Geoff Woo, CEO of Hvmn · Recode
The other diet in vogue out here is a souped-up version of the old, low-carb plan that was popularized at the turn of the century as the Atkins Diet. The breakthrough idea was that by reducing to a minimum the amount of carbs one ingested, the dieter could induce “ketosis” in which the body feasted on its own fat cells. But the Atkins Diet turned out to be unsustainable for many of its devotees. I tried it for a year and shed 25 pounds straight away. Eating steak for lunch, dinner and breakfast—washed down with a cappuccino made with whole cream!—was fun for a while. Then I began to fantasize nonstop about crusty bread and pizza and beer…And one day, I went on a carb binge, and they found me glassy-eyed and in the gutter with Toll House cookie crumbs on my lips.
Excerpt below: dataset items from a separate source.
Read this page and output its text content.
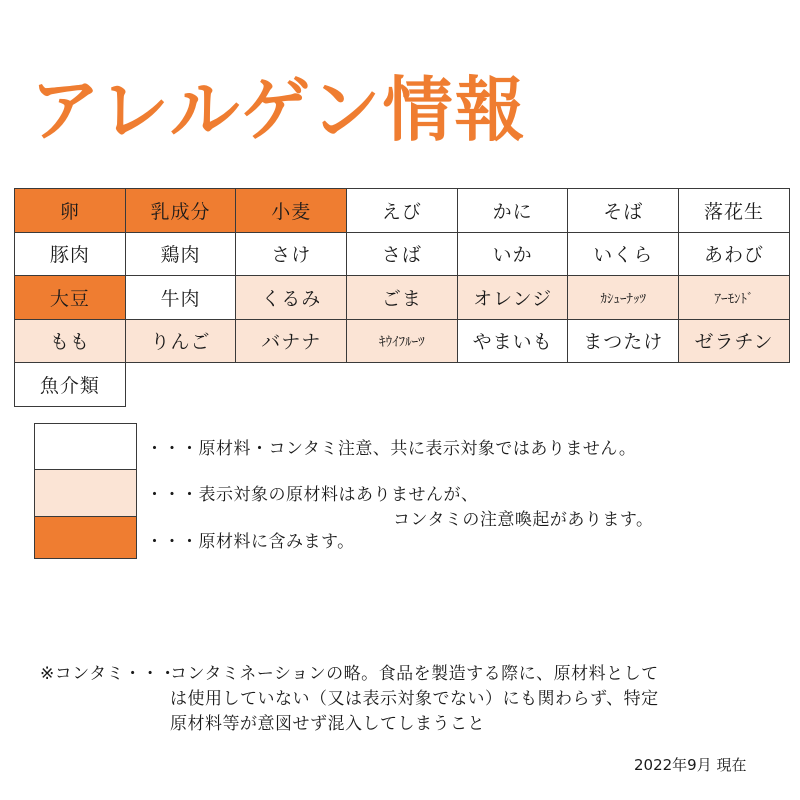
アレルゲン情報
卵	乳成分	小麦	えび	かに	そば	落花生
豚肉	鶏肉	さけ	さば	いか	いくら	あわび
大豆	牛肉	くるみ	ごま	オレンジ	ｶｼｭｰﾅｯﾂ	ｱｰﾓﾝﾄﾞ
もも	りんご	バナナ	ｷｳｲﾌﾙｰﾂ	やまいも	まつたけ	ゼラチン
魚介類
・・・原材料・コンタミ注意、共に表示対象ではありません。
・・・表示対象の原材料はありませんが、
コンタミの注意喚起があります。
・・・原材料に含みます。
※コンタミ・・・
コンタミネーションの略。食品を製造する際に、原材料として
は使用していない（又は表示対象でない）にも関わらず、特定
原材料等が意図せず混入してしまうこと
2022年9月 現在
Within a few months, all the weight, plus five bonus pounds, returned.
But now, low carb is back, and badder than ever. The new and improved diet relies on food supplements that attempt to stimulate ketosis. The poster child for this diet trend is Geoff Woo, who runs a Valley company called Hvmn that produces “nootropics“—over-the-counter, body-enhancing drugs. In particular, according to this recent Atlantic article, the startup makes a foul-tasting elixir called Ketone which is supposed to mimic the fat-burning effects of fasting without forcing one to actually stop eating. That said, Woo takes Ketone and fasts, 18 hours a day, and leads a WeFast group of more than 7,000 people who are interested in the diet. You can find out more in his biohacking podcast.
Again, weight loss isn’t the main reason to start guzzling Ketone. The goal is to boost the performance of your body (athletes) and brain (tech CEOs, presumably).
Here, too, we find naysayers who question the viability of this approach. See in particular this New York Times article, which cites a recent Australian study that found that ketones (the generic chemical, not the Hvmn brand, specifically) actually caused athletes to perform worse than those who took a placebo.
Yum: Who wants some zucchini “noodles?” Photo by Roberto Machado Noa/LightRocket via Getty Images
The path my friend Arthur and I took was pioneered by Dr. Bradford Rabin, a Stanford-educated economist who went on to medical school there and became interested in diet—especially since some of his tech startup clientele were overweight. His LiveLight program relies on small, daily doses of phentermine, a common diet pill that’s been prescribed (with some controversy) since the 1950s. The drug kicks off a daily regimen that continues with a protein shake of Rabin’s own design, a low-fat, low-carb diet (no sugars, no dairy, lots of vegetables) and plenty of daily exercise. He tracks patients’ progress through a phone app that doubles as a food diary, among other things.
After the first few days, I really got into it. The daily weigh-in was like an endorphin hit, and the phentermine suppressed my appetite, allowing me to rapidly move past the typical plateaus that stall dieters. (A side effect of dubious value: The speed gave me so much energy, I started writing weird short fiction about Silicon Valley.) I got into shape, started running and ran 10 miles on my 60th birthday in February. And after six months, I had lost so much weight that I looked like a walking snake, and my friends were alarmed that I had a wasting disease. It was a happy time.
After about five years, 41 percent of dieters gain back more weight than they lost. Long-term studies show dieters are more likely than non-dieters to become obese over the next one to 15 years.
Neuroscientist Sandra Aamodt · The New York Times
But after I hit my target weight, I quit the diet and, like the protagonist in Flowers for Algernon, slowly began to backslide. Two years later, I’ve put on half the weight I lost, which wasn’t unexpected. I had discussed the whole sustainability issue with Dr. Rabin and concluded that if I couldn’t change my eating habits (which he recommended) I could return to him for a tune up. Which I intend to do, as soon as the holidays are over.